Chow Mein and Lo Mein appear to be similar but they are not. While the principal components or ingredients are the same, the manner in which they are prepared and cooked are quite different. In Chinese, Mian or Mein means noodles.

The primary difference between Chow Mein and Lo Mein is the meaning of the words. Chow Mein is fried noodles. Lo Mein is tossed noodles. This also tells you the difference in the methods of cooking. Lo Mein is softer than Chow Mein. The latter is also crispier as compared to the former. Let us check out the difference between Chow Mein and Lo Mein in regards to prepping and cooking.

Ingredients

Wheat flour is the primary ingredient of noodles. In Chinese cuisine, wheat flour is blended with egg before making the noodles, which is why they are called Chinese egg noodles. Both Chow Mein and Lo Mein are made of Chinese egg noodles but that is where the similarities end. Chow Mein is thicker in size and they can be made much earlier to be cooked later as and when needed. Lo Mein is thinner and it must be made fresh, before the actual dish is being cooked.

Preparation and Cooking

When the noodles are made, Chow Mein could be anywhere from quarter of an inch to less than half an inch in thickness. Lo Mein should ideally be quarter of an inch or slimmer in thickness. Chow Mein can be dried or it could be cooked fresh. Lo Mein should always be cooked fresh. Both the types of noodles are boiled to soften the texture and to half cook them but Chow Mein requires around six minutes of boiling time because it is dried whereas Lo Mein is ready in just two or three minutes.

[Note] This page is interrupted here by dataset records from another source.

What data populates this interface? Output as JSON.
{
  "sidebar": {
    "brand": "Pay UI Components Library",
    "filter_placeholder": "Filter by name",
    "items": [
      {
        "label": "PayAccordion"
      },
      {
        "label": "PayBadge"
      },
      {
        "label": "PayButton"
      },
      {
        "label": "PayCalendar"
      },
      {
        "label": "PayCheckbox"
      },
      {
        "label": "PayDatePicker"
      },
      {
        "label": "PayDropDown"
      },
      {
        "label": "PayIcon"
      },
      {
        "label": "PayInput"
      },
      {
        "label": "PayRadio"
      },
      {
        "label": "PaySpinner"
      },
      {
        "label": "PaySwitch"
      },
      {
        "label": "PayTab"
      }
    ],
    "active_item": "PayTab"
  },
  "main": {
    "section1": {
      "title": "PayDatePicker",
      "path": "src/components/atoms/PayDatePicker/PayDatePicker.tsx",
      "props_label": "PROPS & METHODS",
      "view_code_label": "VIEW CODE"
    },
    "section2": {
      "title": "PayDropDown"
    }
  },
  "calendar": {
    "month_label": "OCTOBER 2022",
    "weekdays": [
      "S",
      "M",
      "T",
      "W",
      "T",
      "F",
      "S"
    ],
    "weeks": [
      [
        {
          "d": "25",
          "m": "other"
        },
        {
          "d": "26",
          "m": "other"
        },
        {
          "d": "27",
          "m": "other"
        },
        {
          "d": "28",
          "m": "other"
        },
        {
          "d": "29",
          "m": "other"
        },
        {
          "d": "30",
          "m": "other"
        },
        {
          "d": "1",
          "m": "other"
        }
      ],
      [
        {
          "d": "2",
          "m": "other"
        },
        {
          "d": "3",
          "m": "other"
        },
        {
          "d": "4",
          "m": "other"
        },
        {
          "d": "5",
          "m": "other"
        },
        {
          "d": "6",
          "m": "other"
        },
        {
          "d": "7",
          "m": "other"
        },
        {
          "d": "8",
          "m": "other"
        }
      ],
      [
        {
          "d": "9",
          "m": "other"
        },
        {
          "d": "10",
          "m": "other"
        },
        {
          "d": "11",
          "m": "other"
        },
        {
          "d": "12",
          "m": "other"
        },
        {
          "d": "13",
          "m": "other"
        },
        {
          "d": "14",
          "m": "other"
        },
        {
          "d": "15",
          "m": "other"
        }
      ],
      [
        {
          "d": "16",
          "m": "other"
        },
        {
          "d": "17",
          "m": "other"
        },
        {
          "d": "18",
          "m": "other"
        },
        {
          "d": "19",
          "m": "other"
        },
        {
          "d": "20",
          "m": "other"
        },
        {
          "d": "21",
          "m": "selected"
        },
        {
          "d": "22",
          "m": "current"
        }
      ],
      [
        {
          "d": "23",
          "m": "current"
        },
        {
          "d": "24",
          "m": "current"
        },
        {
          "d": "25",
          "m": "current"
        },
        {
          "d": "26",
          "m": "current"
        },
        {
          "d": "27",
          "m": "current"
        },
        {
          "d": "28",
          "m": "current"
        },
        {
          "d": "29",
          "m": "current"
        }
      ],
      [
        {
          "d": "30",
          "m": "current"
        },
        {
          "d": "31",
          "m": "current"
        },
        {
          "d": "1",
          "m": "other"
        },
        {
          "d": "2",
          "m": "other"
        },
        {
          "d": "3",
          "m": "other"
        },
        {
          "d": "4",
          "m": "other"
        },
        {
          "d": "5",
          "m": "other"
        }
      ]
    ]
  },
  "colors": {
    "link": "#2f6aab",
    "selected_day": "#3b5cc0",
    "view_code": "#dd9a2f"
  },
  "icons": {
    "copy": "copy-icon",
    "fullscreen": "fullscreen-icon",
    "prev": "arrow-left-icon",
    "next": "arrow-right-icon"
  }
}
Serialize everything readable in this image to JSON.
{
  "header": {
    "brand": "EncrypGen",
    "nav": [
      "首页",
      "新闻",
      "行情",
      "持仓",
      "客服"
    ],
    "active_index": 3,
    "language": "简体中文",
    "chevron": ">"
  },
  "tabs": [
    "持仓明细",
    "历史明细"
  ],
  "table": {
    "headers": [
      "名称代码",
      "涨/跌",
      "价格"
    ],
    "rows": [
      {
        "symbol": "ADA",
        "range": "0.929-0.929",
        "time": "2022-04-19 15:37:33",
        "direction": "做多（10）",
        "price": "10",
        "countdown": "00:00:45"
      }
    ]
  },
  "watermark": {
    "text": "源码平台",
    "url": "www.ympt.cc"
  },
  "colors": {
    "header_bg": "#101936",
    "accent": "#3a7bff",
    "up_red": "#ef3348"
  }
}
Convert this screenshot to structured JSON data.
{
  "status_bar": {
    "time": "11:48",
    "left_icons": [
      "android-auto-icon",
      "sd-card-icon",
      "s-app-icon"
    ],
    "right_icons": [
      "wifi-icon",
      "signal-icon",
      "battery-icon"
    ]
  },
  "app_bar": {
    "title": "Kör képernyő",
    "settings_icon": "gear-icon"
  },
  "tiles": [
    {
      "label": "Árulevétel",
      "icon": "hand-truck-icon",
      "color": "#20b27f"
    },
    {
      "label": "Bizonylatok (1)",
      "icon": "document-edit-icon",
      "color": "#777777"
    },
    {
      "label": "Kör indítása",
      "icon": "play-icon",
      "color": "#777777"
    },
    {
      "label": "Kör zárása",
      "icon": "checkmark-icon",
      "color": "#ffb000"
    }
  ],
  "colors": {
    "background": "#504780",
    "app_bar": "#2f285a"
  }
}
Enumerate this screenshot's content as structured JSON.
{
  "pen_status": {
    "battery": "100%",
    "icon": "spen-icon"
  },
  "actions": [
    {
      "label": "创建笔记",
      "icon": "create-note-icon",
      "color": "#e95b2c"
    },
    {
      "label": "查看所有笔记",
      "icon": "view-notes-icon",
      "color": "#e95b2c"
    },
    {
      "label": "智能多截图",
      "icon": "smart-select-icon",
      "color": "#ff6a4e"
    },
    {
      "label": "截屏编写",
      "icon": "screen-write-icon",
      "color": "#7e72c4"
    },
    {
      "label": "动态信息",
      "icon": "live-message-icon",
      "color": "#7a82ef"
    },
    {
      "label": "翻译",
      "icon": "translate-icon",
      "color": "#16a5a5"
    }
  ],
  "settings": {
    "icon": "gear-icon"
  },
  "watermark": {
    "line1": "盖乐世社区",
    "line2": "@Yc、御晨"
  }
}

Once the noodles have been boiled, the exact cooking process varies too. Chow Mein can be made by stir frying the noodles in white oil, sauces and you can add veggies, celery and meat. You can cook them all together or you can cook the noodles first and then add the meat, celery and veggies. You could make dry noodles or you can have gravy. You can use sauces of your choice and the quantum of oil you need. The crispier you want, the more oil you need to stir/deep/pan fry the noodles.

Lo Mein is cooked by using the tossing method. You cook the meat, sauces, gravy, veggies and celery, as per the recipe, and then you keep adding the Lo Mein while tossing them all. Lo Mein should be soft or tender and they will soak up a lot of the gravy or sauce.